According to the report, a Tarrant County prosecutor deemed Johnson guilty of multiple counts of theft. Johnson took compensation but then gave families the wrong sets of ashes, he argued.

An investigation ensued after the Tarrant County medical examiner’s office was notified of problems at the funeral home. The funeral company was reported to authorities after someone came into the funeral home and smelled the rotting bodies.

The Star-Telegram reported that the investigation revealed eight bodies in various stages of decomposition at the mortuary.

Johnson was convicted on two counts of felony theft of $1,500 to $20,000. He faces a maximum of two years in prison and a $10,000 fine.

Johnson’s wife, Rachel Hardy-Johnson, serves time in a federal prison for food stamp fraud.

Johnson is also facing a criminal charge of failure to pay child support. He was arrested on a warrant out of Dallas County in September.

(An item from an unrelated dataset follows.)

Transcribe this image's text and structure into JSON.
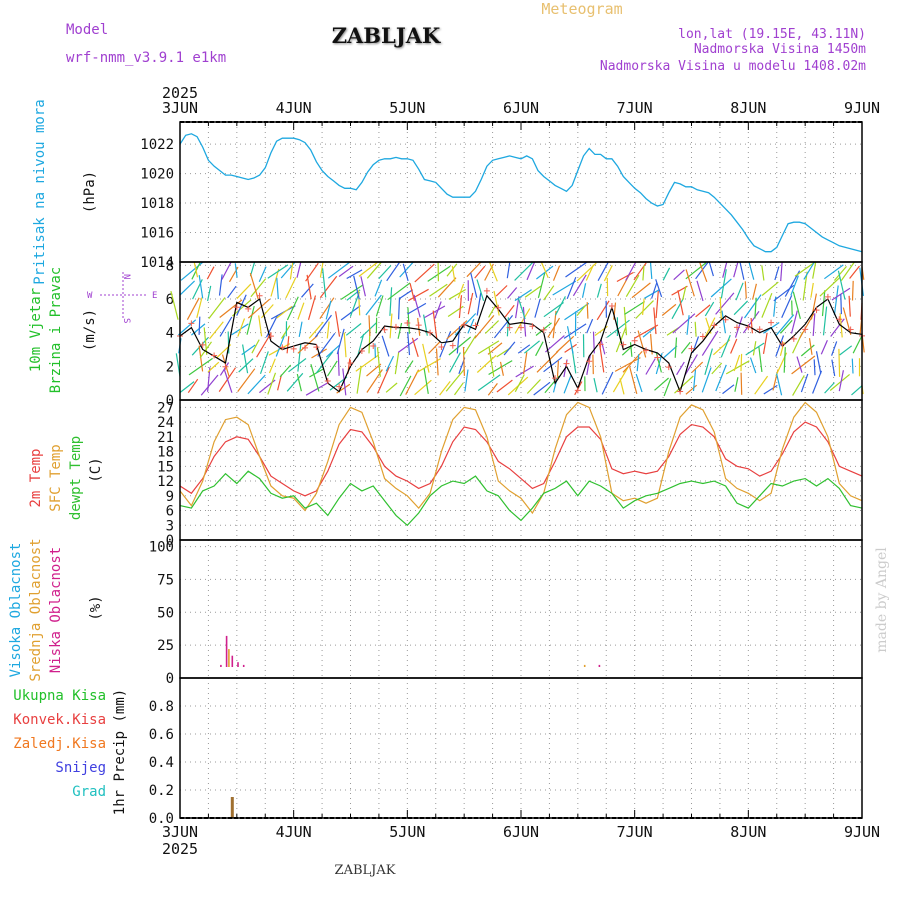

Johnson’s defense attorney claimed that Johnson’s wife ran the business. He argued that his client did not control the money needed to perform the promised services. The Star-Telegram reported that he argued, “I run the show but she takes care of the money. And that’s what he told the detective. I just work here,” the attorney said in describing his client’s alleged role in the business. Johnson’s lawyer argued, “You hold each employee accountable for the activity of its owner, it’s not fair. Rachel ran the show. She’s the one who signs the lease. She’s the one who pays the bills. It stops with her. It’s a family run business. But she’s the boss.”

The prosecutor reportedly told the jury, “Who is putting that bucket under those bodies collecting human fluids? Is it Rachel Johnson? No, It’s Dondre Johnson.” He told them, “Mr. Johnson was playing a Ponzi scheme with human flesh.”

A witness for the defense, a former employee of the mortuary, told the jury that Hardy-Johnson never shared ownership duties with anyone. Hardy-Johnson issued reprimands, told people when to come to work, and did the payroll. No one stood up to her, the witness said. “She’d yell at me,” he was reported to have said.

A Fort Worth police detective testified that Johnson took people’s money and deceived them about providing services. “They felt like they had paid for something to happen with their loved ones and they were sitting in a garage rotting away,” the detective testified.

The local publication reported that Johnson also faces seven misdemeanor charges for abuse of a corpse. The offense is a Class A misdemeanor. The Texas Penal Code provides that “a person commits an offense if the person, without legal authority, knowingly disinters, disturbs, damages, dissects, in whole or in part, carries away, or treats in an offensive manner a human corpse.”

The punishment phase continues Thursday on Johnson’s theft trial.